A drone, under attack: The United States says Iran fired on an unmanned military surveillance drone flying above the Persian Gulf last week, The New York Times reports. More coverage of the incident here in The Wall Street Journal.
Upbeat: From The National Law Journal today: "Managing partners at midsize law firms across the country report guarded optimism about business during the year to come." Half of the firms that participated in an NLJ survey said they expected litigation to provide the most revenue growth. More than a dozen firms said they planned to add lateral attorneys in litigation practices.
Captured: Authorities in Mexico say they've captured a local commander of the Zetas paramilitary cartel and are hopeful the arrest will lead investigators to the group's top remaining boss, the Los Angeles Times reports.
Slashed: From The Recorder: "The lawyers may bill clients as much as $1,000 an hour. But U.S. Magistrate Judge Paul Grewal is counting pennies." A magistrate judge didn't give Apple or Samsung the amount the sides requested as sanctions for discovery violations. "The court tends to find it unreasonable that a partner with almost 25 years of experience needed 50 hours to draft a 14-page motion and to review a 15-page reply, especially when five associates also billed 85.8 hours for the same motion," the judge wrote.
Disqualified: A former judge in New York cannot now prosecute a man who once appeared as a defendant in his courtroom. The New York Law Journal has the story here.
Mirror image: The Washington Post spotlights a case in which one identical twin was accused of killing the other. From the article: "Their names were distinguished from each other by a single letter. Their faces, their close-cropped hair, their skinny athletic bodies — even their DNA — were interchangeable." Investigators didn't have physical evidence that the brother had been at the crime scene. "I did not kill my brother!" the suspect told police.
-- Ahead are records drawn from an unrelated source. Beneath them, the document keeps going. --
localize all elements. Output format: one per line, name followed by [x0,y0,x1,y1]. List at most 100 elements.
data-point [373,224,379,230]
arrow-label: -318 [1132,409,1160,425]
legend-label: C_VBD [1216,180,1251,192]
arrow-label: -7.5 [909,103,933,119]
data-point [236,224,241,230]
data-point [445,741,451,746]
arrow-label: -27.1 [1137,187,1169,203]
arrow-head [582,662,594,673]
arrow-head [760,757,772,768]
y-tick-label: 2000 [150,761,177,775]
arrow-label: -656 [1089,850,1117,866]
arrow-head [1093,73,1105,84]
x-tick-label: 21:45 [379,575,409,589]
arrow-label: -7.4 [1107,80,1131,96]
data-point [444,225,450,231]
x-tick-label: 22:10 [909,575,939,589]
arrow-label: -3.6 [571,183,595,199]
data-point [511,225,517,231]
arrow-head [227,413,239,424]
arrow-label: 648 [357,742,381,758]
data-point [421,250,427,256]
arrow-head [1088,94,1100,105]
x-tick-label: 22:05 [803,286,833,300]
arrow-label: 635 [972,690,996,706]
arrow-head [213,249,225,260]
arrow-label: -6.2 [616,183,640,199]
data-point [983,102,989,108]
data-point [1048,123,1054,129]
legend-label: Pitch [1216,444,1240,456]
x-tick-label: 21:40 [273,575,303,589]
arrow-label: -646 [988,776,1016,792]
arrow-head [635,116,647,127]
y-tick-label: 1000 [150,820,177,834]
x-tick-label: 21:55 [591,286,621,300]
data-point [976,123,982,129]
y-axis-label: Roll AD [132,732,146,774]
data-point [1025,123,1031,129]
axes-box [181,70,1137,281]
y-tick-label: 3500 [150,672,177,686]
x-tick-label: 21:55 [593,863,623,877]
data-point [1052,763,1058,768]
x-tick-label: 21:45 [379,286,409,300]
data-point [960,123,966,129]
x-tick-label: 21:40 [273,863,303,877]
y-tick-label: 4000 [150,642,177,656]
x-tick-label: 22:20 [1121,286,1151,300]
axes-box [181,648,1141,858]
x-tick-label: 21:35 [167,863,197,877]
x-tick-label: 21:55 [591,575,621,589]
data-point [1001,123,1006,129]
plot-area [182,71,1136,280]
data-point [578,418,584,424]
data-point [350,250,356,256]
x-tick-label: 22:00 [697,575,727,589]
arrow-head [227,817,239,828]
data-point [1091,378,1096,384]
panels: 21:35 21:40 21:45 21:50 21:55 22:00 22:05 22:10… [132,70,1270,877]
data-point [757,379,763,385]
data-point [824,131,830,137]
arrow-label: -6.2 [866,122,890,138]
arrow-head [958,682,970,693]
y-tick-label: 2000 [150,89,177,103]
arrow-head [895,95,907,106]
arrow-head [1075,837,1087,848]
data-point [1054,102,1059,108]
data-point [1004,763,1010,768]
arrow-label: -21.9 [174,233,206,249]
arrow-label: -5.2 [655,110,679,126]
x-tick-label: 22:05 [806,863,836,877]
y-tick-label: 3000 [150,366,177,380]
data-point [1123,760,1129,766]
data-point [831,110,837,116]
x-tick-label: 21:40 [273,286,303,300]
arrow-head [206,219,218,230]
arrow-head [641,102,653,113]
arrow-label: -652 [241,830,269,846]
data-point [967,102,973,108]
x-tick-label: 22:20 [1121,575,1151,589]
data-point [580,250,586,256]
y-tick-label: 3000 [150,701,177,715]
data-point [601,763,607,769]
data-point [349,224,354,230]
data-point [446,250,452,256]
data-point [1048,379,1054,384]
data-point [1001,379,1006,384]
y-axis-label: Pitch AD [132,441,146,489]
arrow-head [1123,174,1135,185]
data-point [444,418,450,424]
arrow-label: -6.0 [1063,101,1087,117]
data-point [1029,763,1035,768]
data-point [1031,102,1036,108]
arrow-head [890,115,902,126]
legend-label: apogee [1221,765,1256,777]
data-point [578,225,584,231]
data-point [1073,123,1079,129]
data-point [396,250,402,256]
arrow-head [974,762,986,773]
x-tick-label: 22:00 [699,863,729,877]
Arrested: The authorities in Michigan say they've detained a person believed to be responsible for a series of shootings along a highway here. From The New York Times: "He chose his targets with no discernible pattern, firing at Cadillacs, minivans and pickup trucks, at young drivers and older ones, at men on their way to work, fans heading for the ballpark and women picking up their children from school, his shooting attacks stretching through four counties along the Interstate 96 corridor."